The next step to writing a compiler is creating the parser. For the parser generator I’m using Happy which is the Haskell version of yacc.
To make following along with me easier I’ve uploaded the parser and other files for NewL to github.com at http://github.com/bjwbell/NewL-Compiler. The parser is in the parser directory. Please note that the parser contains no error checking. I’ll explain how to add error checking in a later blog post.
To play with the parser and test it go to http://github.com/bjwbell/NewL-Compiler/archives/master. It’ll ask you to download the source. Once you’ve downloaded the source and unzipped it, open a terminal and go to the parser directory.
To compile the parser you’ll need to have the Glasgow Haskell Compiler collection installed. You also need to have Happy and Alex installed. If you’re running Ubuntu all of them are available via the Ubuntu repositories. To compile the parser run
make
and to test the parser run
cat test1.newl | ./newl
It will output the parse tree representation of the test1.newl program.
Before going into how I wrote the parser I want to mention that to get the scanner and parser to play together you have to delete
main = do
s <- getContents
print (alexScanTokens s)
from scanner.x. Otherwise Alex would generate a standalone scanner.
For an explanation of how the parts to the parser fit together I strongly encourage you to read http://www.haskell.org/happy/doc/html/sec-using.html. It has a very well written explanation of writing a parser using Happy.

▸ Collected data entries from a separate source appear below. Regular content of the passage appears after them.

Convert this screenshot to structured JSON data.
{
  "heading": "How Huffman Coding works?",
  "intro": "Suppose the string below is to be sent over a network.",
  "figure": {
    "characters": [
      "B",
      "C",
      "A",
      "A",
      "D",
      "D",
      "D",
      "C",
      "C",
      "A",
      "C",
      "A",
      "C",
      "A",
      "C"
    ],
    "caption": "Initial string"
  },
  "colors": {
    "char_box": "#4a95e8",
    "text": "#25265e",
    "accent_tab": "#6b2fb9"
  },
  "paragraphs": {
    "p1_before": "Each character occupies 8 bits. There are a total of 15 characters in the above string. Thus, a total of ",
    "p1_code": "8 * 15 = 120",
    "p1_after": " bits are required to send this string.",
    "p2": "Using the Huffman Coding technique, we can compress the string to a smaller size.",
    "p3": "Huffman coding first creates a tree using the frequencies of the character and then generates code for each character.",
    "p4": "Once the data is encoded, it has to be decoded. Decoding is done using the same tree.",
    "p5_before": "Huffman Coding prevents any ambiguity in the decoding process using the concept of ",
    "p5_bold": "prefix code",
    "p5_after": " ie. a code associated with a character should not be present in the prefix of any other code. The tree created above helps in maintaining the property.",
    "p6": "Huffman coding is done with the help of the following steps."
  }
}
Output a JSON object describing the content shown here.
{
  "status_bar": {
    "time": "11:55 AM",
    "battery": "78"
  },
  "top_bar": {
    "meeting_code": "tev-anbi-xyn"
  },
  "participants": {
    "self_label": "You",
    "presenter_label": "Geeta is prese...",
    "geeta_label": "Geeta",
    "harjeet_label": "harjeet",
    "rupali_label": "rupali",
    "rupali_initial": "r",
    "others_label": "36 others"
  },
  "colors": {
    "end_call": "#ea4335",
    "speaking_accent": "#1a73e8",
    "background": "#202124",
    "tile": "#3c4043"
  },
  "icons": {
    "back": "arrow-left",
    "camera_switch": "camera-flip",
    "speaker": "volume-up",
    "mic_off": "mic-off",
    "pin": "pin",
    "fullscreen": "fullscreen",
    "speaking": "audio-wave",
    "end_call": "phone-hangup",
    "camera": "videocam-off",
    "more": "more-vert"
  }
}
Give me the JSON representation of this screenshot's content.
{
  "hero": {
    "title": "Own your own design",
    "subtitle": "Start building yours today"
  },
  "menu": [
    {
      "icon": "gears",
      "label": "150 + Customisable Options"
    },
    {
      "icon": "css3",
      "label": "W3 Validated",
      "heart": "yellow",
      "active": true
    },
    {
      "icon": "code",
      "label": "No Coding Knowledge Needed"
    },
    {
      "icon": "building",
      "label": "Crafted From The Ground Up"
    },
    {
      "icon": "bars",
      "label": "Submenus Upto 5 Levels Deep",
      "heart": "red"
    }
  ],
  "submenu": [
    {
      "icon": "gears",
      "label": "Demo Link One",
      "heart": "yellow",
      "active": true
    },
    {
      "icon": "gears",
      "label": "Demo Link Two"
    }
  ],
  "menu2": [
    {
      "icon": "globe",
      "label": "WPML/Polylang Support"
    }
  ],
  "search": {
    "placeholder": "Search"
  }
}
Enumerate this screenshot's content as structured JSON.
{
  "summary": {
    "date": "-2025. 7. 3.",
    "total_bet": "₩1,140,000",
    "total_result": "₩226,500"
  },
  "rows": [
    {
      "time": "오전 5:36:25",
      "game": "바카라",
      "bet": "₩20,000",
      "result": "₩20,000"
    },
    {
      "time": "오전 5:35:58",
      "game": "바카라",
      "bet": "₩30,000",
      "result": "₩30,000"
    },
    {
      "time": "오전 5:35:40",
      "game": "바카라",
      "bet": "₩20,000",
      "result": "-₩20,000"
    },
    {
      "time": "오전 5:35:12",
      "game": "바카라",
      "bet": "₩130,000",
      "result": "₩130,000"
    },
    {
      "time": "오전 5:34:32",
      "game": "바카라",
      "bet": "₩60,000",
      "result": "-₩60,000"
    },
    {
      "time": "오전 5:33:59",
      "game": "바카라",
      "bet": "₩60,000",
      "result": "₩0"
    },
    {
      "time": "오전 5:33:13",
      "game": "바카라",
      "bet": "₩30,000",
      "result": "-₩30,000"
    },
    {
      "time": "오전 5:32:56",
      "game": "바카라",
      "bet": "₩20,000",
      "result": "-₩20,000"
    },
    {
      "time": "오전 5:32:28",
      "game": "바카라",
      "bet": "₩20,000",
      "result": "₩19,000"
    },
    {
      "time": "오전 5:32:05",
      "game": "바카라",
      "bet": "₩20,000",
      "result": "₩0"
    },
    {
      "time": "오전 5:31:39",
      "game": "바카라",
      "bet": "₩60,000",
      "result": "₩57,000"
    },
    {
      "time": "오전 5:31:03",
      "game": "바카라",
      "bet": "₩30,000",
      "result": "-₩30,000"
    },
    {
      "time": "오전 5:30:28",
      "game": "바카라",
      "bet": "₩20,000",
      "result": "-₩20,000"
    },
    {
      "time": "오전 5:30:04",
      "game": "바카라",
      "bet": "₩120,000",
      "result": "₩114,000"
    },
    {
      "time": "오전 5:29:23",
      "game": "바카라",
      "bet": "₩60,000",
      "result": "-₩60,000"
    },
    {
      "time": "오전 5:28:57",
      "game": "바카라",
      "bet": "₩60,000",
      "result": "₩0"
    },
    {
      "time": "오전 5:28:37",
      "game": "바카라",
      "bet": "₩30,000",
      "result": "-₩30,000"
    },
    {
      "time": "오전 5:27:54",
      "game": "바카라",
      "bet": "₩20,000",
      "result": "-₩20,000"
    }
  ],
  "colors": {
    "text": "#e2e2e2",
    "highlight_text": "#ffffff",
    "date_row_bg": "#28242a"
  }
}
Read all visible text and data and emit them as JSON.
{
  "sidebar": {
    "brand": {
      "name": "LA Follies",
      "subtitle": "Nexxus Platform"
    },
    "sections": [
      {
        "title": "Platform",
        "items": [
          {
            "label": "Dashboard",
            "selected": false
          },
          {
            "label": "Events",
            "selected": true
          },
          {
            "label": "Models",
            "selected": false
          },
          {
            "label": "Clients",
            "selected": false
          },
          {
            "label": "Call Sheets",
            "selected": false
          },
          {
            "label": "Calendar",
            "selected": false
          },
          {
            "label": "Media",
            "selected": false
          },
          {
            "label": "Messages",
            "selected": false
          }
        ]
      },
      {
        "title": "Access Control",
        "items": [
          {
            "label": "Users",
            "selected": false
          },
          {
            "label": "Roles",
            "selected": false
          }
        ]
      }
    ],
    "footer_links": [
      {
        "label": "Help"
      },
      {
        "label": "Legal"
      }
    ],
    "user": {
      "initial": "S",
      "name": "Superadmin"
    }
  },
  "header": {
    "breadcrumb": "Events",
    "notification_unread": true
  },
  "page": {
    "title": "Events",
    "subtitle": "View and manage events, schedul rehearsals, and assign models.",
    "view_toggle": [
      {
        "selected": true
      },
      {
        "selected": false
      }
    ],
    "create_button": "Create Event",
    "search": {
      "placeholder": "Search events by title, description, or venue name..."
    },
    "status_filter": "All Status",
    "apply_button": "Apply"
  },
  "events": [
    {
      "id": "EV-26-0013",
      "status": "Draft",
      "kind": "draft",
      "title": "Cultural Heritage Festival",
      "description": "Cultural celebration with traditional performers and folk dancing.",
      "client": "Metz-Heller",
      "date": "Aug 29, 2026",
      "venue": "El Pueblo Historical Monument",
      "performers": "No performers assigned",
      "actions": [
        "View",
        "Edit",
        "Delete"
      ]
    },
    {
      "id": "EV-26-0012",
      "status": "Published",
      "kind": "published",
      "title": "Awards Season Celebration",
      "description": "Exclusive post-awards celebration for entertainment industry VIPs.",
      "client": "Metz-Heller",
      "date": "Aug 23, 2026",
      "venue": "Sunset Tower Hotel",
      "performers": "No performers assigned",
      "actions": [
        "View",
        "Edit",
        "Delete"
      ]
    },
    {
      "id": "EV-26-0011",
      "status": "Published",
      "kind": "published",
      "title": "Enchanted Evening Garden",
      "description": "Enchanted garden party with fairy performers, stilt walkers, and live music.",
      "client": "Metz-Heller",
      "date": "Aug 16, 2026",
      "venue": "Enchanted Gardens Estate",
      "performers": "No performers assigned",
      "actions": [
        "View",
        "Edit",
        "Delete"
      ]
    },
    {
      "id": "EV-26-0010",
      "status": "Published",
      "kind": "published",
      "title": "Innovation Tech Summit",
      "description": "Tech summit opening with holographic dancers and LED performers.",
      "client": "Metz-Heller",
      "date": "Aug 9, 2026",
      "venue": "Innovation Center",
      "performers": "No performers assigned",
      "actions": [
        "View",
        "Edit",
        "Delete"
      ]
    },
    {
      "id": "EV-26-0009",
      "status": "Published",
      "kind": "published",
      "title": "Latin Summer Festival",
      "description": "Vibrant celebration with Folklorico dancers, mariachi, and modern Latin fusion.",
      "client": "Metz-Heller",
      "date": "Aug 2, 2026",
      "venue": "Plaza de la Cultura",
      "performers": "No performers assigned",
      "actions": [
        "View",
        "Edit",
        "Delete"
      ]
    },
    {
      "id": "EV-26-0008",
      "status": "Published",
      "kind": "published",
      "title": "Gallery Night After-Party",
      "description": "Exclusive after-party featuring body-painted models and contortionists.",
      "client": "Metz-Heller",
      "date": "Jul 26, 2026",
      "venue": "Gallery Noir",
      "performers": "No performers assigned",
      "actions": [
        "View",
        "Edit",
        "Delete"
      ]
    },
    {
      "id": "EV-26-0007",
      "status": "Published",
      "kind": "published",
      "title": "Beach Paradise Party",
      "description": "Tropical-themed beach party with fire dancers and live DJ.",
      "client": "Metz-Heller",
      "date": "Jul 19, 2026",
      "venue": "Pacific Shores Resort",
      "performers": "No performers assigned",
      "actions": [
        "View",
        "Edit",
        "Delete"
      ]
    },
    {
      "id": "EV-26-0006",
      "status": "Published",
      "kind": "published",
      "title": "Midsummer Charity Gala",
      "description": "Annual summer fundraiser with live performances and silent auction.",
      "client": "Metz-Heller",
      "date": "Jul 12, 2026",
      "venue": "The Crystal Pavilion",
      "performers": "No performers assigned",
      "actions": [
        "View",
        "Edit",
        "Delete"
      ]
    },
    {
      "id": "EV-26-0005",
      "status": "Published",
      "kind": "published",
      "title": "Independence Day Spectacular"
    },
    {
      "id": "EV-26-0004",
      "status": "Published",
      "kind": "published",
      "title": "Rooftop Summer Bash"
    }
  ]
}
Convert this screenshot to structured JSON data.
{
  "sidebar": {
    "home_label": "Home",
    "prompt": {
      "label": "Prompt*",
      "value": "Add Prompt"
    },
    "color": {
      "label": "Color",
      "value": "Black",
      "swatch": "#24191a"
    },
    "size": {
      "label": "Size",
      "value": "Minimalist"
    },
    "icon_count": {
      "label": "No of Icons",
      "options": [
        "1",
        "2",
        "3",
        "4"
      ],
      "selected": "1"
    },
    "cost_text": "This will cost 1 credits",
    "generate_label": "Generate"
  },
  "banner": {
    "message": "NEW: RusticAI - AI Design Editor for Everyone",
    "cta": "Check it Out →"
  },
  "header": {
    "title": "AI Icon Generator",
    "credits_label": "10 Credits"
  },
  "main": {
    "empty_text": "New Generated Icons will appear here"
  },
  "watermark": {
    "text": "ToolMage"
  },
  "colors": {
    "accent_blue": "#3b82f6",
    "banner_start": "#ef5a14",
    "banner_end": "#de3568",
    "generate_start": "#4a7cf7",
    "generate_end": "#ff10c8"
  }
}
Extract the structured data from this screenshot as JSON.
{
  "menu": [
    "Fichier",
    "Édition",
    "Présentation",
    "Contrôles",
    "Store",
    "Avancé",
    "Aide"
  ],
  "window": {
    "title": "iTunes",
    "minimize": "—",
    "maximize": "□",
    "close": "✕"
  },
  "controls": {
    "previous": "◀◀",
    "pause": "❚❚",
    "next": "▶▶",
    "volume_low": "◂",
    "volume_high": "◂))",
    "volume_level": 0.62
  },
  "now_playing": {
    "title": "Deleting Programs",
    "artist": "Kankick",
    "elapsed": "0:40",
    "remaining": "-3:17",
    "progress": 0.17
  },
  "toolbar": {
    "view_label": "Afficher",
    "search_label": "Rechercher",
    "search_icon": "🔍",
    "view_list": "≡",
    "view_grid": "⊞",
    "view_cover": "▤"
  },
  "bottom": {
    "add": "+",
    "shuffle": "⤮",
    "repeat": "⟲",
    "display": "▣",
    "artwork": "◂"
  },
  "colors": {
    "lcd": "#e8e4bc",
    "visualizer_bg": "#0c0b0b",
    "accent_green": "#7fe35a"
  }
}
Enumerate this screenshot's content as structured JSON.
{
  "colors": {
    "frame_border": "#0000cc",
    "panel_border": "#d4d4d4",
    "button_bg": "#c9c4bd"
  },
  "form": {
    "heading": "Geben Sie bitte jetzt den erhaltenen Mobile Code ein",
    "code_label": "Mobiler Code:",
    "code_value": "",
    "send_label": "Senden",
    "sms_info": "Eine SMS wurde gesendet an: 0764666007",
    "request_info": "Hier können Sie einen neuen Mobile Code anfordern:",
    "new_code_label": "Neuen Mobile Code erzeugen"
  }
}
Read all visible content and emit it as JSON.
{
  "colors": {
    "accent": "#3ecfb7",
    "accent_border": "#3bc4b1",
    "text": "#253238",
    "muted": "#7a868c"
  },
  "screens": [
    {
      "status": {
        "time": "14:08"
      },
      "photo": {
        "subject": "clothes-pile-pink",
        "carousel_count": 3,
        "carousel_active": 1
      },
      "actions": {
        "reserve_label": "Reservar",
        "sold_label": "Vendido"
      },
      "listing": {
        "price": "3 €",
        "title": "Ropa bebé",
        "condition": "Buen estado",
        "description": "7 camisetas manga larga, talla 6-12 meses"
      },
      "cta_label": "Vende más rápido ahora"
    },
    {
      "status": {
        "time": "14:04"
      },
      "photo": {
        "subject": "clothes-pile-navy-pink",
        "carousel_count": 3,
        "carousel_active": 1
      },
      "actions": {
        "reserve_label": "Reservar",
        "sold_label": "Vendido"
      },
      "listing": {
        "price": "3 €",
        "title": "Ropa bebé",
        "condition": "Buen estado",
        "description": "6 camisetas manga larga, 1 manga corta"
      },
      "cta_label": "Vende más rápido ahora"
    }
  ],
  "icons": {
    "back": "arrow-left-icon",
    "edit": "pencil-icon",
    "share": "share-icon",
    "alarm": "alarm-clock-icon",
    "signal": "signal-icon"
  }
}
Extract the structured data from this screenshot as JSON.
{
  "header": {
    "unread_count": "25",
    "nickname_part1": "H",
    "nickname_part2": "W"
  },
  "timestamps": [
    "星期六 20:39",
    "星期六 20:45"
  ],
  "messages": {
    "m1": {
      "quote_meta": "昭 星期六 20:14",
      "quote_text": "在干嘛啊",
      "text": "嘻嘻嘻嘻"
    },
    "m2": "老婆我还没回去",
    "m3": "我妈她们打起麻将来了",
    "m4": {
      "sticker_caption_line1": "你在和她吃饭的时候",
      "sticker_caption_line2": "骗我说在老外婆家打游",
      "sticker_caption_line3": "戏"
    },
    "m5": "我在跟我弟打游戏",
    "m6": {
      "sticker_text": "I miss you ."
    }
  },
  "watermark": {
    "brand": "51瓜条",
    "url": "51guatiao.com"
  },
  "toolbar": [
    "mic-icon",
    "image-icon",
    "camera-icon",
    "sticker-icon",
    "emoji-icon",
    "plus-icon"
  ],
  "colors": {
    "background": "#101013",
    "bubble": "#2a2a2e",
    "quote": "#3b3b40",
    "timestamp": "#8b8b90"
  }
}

The first part of the parser is to declare the name and what modules we import.
{
module Main where
import Scanner
}
The important part is “import Scanner”. This imports the scanner that was declared in scanner.x. In particular notice that the name “Scanner” matches the module name declared in scanner.x. The second part is to declare the name of our parser, you can choose any name you like. We also declare the token type which must match the token type declared in scanner.x, finally we give the name of the error function.
%name newl
%tokentype { Token }
%error { parseError }
Now onto to the meat of the parser. We declare a list of tokens as I’ve done below.
%token
"class" { TClass }
"new" { TNew }
"String" { TString }
"static" { TStatic }
"void" { TVoid }
"main" { TMain }
"public" { TPublic }
"return" { TReturn }
"extends" { TExtend }
"int" { TInt }
"boolean" { TBool }
"if" { TIf }
"else" { TElse }
"true" { TTrue }
"false" { TFalse }
"this" { TThis }
"length" { TLength }
"while" { TWhile }
integer_literal { TIntLiteral $$ }
ident { TIdent $$ }
"{" { TLeftBrace }
"}" { TRightBrace }
"," { TComma }
"[" { TLeftBrack }
"]" { TRightBrack }
op { TOp $$}
comop { TComOp $$ }
"(" { TLeftParen }
")" { TRightParen }
";" { TSemiColon }
"." { TPeriod }
"!" { TNot }
"=" { TEquals }
"System.out.println" { TPrint }
%%
“The symbols on the left are the tokens as they will be referred to in the rest of the grammar, and to the right of each token enclosed in braces is a Haskell pattern that matches the token. The parser will expect to receive a stream of tokens, each of which will match one of the given patterns .” [1] (the definition of the Token datatype is given in scanner.x)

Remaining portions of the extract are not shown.